His spectacular arrival in the spotlight came as a wave of sleaze allegations against Tory MPs began to make a public mockery of John Major's "Back to Basics" campaign. The Sunday Times revealed that he had shared a double bed with Dr Ciaran Kilduff, 32, his neighbour, at a hotel in France - the Chateau Tilques in Orme - when twin-bedded rooms were available for the same price.

When Mr Ashby left his wife in 1993 after 28 "tempestuous" years of marriage, he said he was depressed, ill and desperate for friendship, and he found it in a man. "I can honestly say I had no one. I'd spent a life being isolated . . . I'd been isolated from my family because of my wife's attitude, and from friends."

While searching for a flat to escape his miserable home life, he met Dr Kilduff in his garden. Apparently he provided a sympathetic listening ear, and the two men immediately struck up a friendship. Shortly afterwards Mr Ashby bought the flat above Dr Kilduff's, and his wife's suspicions were aroused, although both men have consistently denied they are homosexual.

They agreed to go to France together on the understanding, according to Mr Ashby, they shared a room to save money.

Already the Tory party had lurched from one humiliating sleaze scandal to another. As one Tory MP affair was revealed after another, it became clear the party had placed itself in the line of its own fire with "Back to Basics". Tim Yeo, the MP, exposed as the father of an illegitimate child, was the first to fall in a flush of exposes.

With the spotlight on the domestic lives of Tory MPs, Chateau Tilques was already Mr Ashby's downfall. When the Sunday Times received anonymous phone calls in 1993 alleging that he was gay, and had left his wife to live close to Dr Kilduff in south-west London, the paper saw the next sleaze scandal in its reach.

A senior reporter was immediately sent to Mrs Ashby's home, also in Putney, to put the allegations to her. Although Mrs Ashby denies she in any way gave information, she could not deny the facts being put to her.

When the story broke, Mr Ashby was besieged by journalists at the family home, with Mrs Ashby and Alexandra, 27, their daughter, who flew over from Milan where she works as a stockbroker.

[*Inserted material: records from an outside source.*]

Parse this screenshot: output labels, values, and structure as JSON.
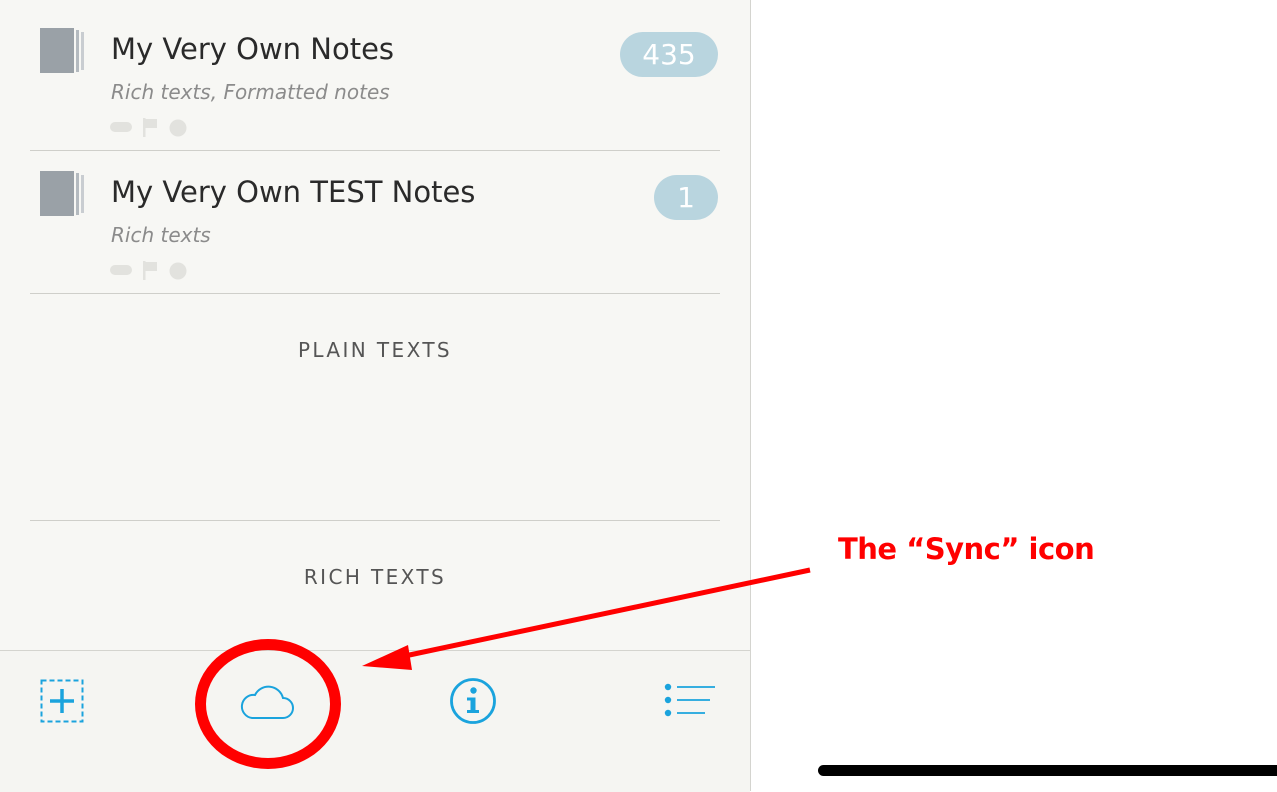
{
  "notebooks": [
    {
      "title": "My Very Own Notes",
      "subtitle": "Rich texts, Formatted notes",
      "count": "435",
      "icon": "notebook-icon"
    },
    {
      "title": "My Very Own TEST Notes",
      "subtitle": "Rich texts",
      "count": "1",
      "icon": "notebook-icon"
    }
  ],
  "sections": {
    "plain": "PLAIN TEXTS",
    "rich": "RICH TEXTS"
  },
  "toolbar": {
    "add_icon": "add-icon",
    "sync_icon": "cloud-icon",
    "info_icon": "info-icon",
    "list_icon": "list-icon"
  },
  "annotation": {
    "label": "The “Sync” icon"
  },
  "colors": {
    "accent": "#1aa3dd",
    "badge": "#b9d5df",
    "annotation": "#ff0000",
    "panel_bg": "#f7f7f4"
  }
}
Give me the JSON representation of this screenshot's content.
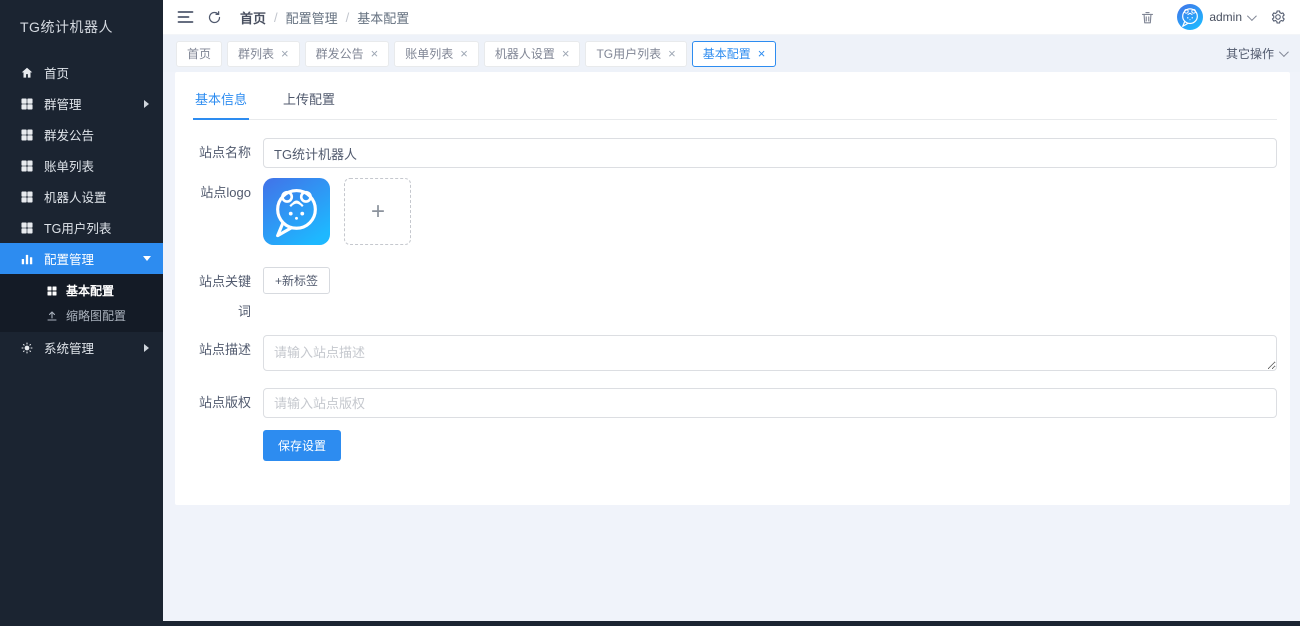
{
  "app": {
    "title": "TG统计机器人"
  },
  "colors": {
    "primary": "#2d8cf0",
    "sidebar_bg": "#1b2431",
    "submenu_bg": "#141b26",
    "page_bg": "#f0f3fa",
    "logo_gradient_start": "#4272e8",
    "logo_gradient_end": "#1eb8ff"
  },
  "sidebar": {
    "items": [
      {
        "label": "首页",
        "icon": "home-icon"
      },
      {
        "label": "群管理",
        "icon": "grid-icon",
        "arrow": "right"
      },
      {
        "label": "群发公告",
        "icon": "grid-icon"
      },
      {
        "label": "账单列表",
        "icon": "grid-icon"
      },
      {
        "label": "机器人设置",
        "icon": "grid-icon"
      },
      {
        "label": "TG用户列表",
        "icon": "grid-icon"
      },
      {
        "label": "配置管理",
        "icon": "bar-chart-icon",
        "arrow": "down",
        "active": true
      }
    ],
    "submenu": [
      {
        "label": "基本配置",
        "icon": "grid-icon",
        "active": true
      },
      {
        "label": "缩略图配置",
        "icon": "upload-icon"
      }
    ],
    "system_item": {
      "label": "系统管理",
      "icon": "gear-icon",
      "arrow": "right"
    }
  },
  "header": {
    "breadcrumb": {
      "0": "首页",
      "1": "配置管理",
      "2": "基本配置"
    },
    "separator": "/",
    "user": "admin"
  },
  "tabs": {
    "items": [
      {
        "label": "首页"
      },
      {
        "label": "群列表"
      },
      {
        "label": "群发公告"
      },
      {
        "label": "账单列表"
      },
      {
        "label": "机器人设置"
      },
      {
        "label": "TG用户列表"
      },
      {
        "label": "基本配置",
        "active": true
      }
    ],
    "close_glyph": "×",
    "more_label": "其它操作"
  },
  "content": {
    "tabs": [
      {
        "label": "基本信息",
        "active": true
      },
      {
        "label": "上传配置"
      }
    ],
    "form": {
      "site_name": {
        "label": "站点名称",
        "value": "TG统计机器人"
      },
      "site_logo": {
        "label": "站点logo",
        "upload_plus": "+"
      },
      "site_keywords": {
        "label": "站点关键词",
        "add_tag_label": "+新标签"
      },
      "site_description": {
        "label": "站点描述",
        "placeholder": "请输入站点描述"
      },
      "site_copyright": {
        "label": "站点版权",
        "placeholder": "请输入站点版权"
      },
      "save_label": "保存设置"
    }
  }
}
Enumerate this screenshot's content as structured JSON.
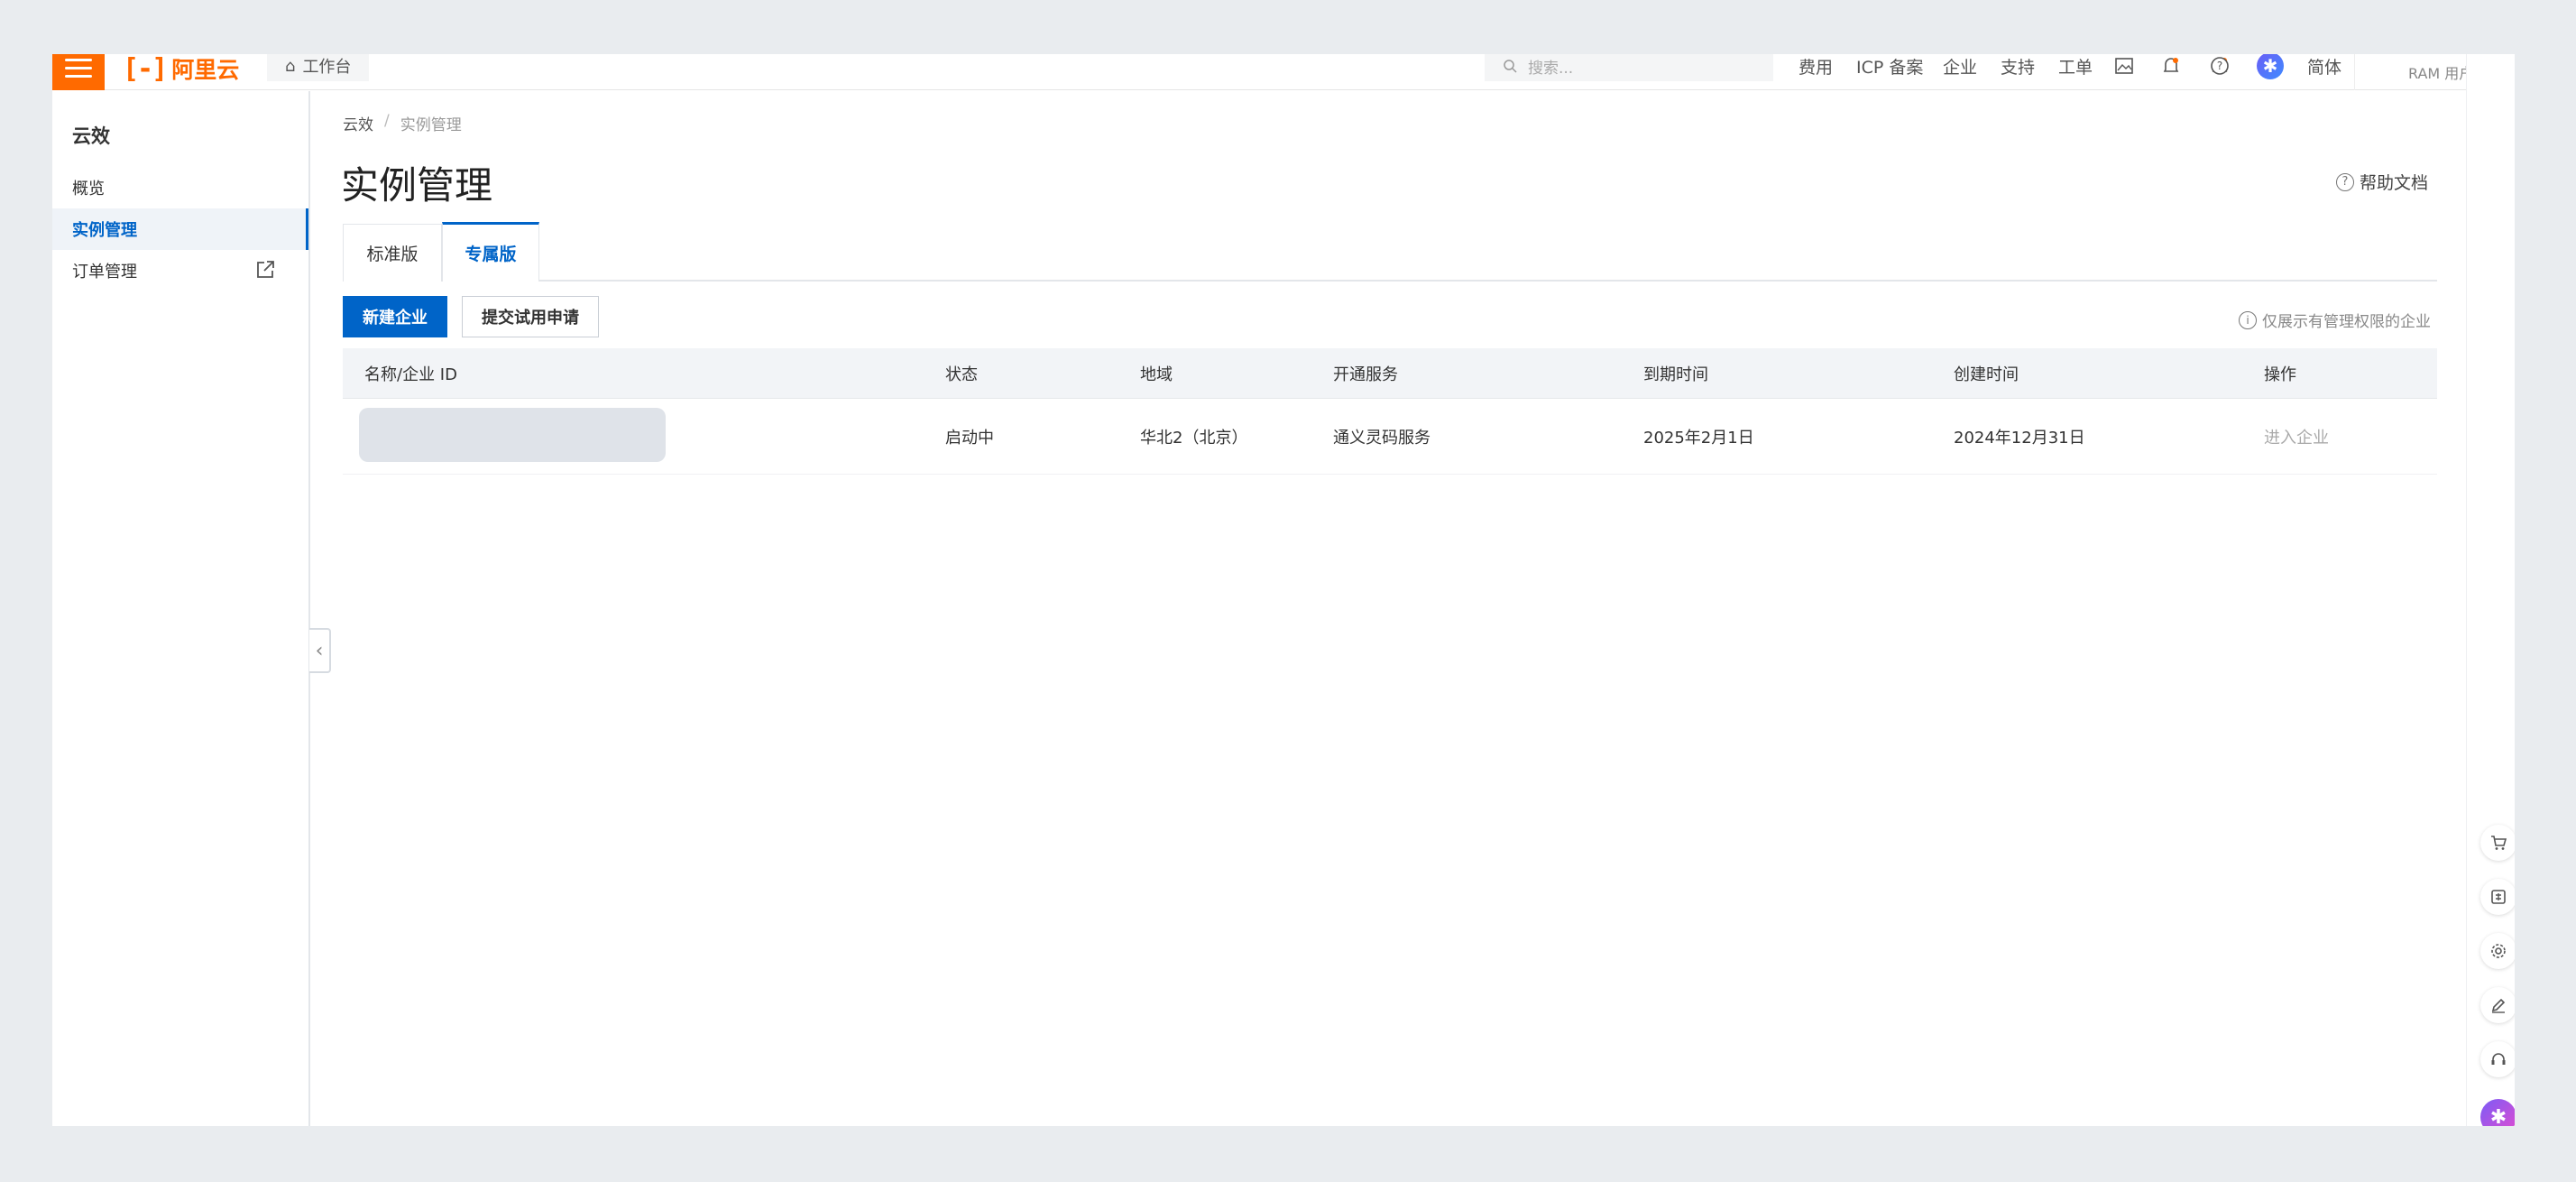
{
  "topbar": {
    "brand": "阿里云",
    "workbench": "工作台",
    "search_placeholder": "搜索...",
    "nav": [
      "费用",
      "ICP 备案",
      "企业",
      "支持",
      "工单"
    ],
    "lang": "简体",
    "ram_user": "RAM 用户"
  },
  "sidebar": {
    "title": "云效",
    "items": [
      {
        "label": "概览"
      },
      {
        "label": "实例管理"
      },
      {
        "label": "订单管理"
      }
    ]
  },
  "breadcrumb": {
    "root": "云效",
    "sep": "/",
    "current": "实例管理"
  },
  "page": {
    "title": "实例管理",
    "help": "帮助文档"
  },
  "tabs": [
    {
      "label": "标准版"
    },
    {
      "label": "专属版"
    }
  ],
  "actions": {
    "create": "新建企业",
    "trial": "提交试用申请",
    "perm_note": "仅展示有管理权限的企业"
  },
  "table": {
    "headers": [
      "名称/企业 ID",
      "状态",
      "地域",
      "开通服务",
      "到期时间",
      "创建时间",
      "操作"
    ],
    "rows": [
      {
        "status": "启动中",
        "region": "华北2（北京）",
        "service": "通义灵码服务",
        "expire": "2025年2月1日",
        "created": "2024年12月31日",
        "action": "进入企业"
      }
    ]
  },
  "colors": {
    "brand_orange": "#ff6a00",
    "primary_blue": "#0064c8"
  }
}
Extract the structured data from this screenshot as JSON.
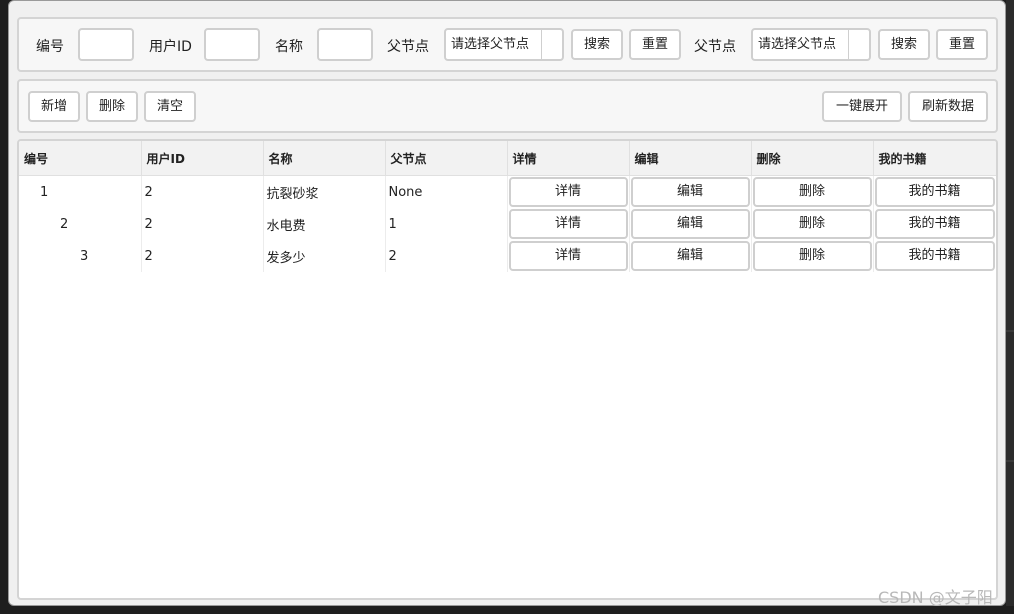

According to Mrs Ashby, her husband desperately appealed to her to go out and issue a statement saying she was a liar, and she had made the story up. Mrs Ashby remained at her husband's side, but refused to lie for him.

"He said 'I've got a solution to get rid of all those people, you just have to go and say you've made a terrible mistake, that you've been lying, that you're a very vengeful and spiteful, and the reason these things came out is because you're very sorry I left you," Mrs Ashby said. "I said, 'Really David there's a limit to what I will do'."

Not only was Mr Ashby left to justify himself, but a journalist had recovered the bill for the hotel room at Chateau Tilques from the dustbin at his Putney flat. In typical bombastic style, Mr Ashby went on the defensive, dismissing suggestions he was having an affair with Dr Kilduff as "tripe."

But the Sunday Times was eager not to let the scandal it had set in motion out of its grasp. Although Mr Ashby was not a high-profile figure, in the political climate his alleged hypocrisy was the perfect scandal. It received another tip-off that Mr Ashby had travelled to Goa on holiday, and again shared a bed with a man.

This time the anonymous source proved less effective. Despite confusing evidence from various staff at the hotel, described as a discreet love nest where few questions were asked, it emerged Mr Ashby had indeed travelled there alone.

Mr Ashby saw his chance for revenge. If the newspaper had unearthed the right story, it had tripped over the wrong facts. In an act that sealed his fate, he decided to take both the Sunday Times and Andrew Neil, its former editor, to court.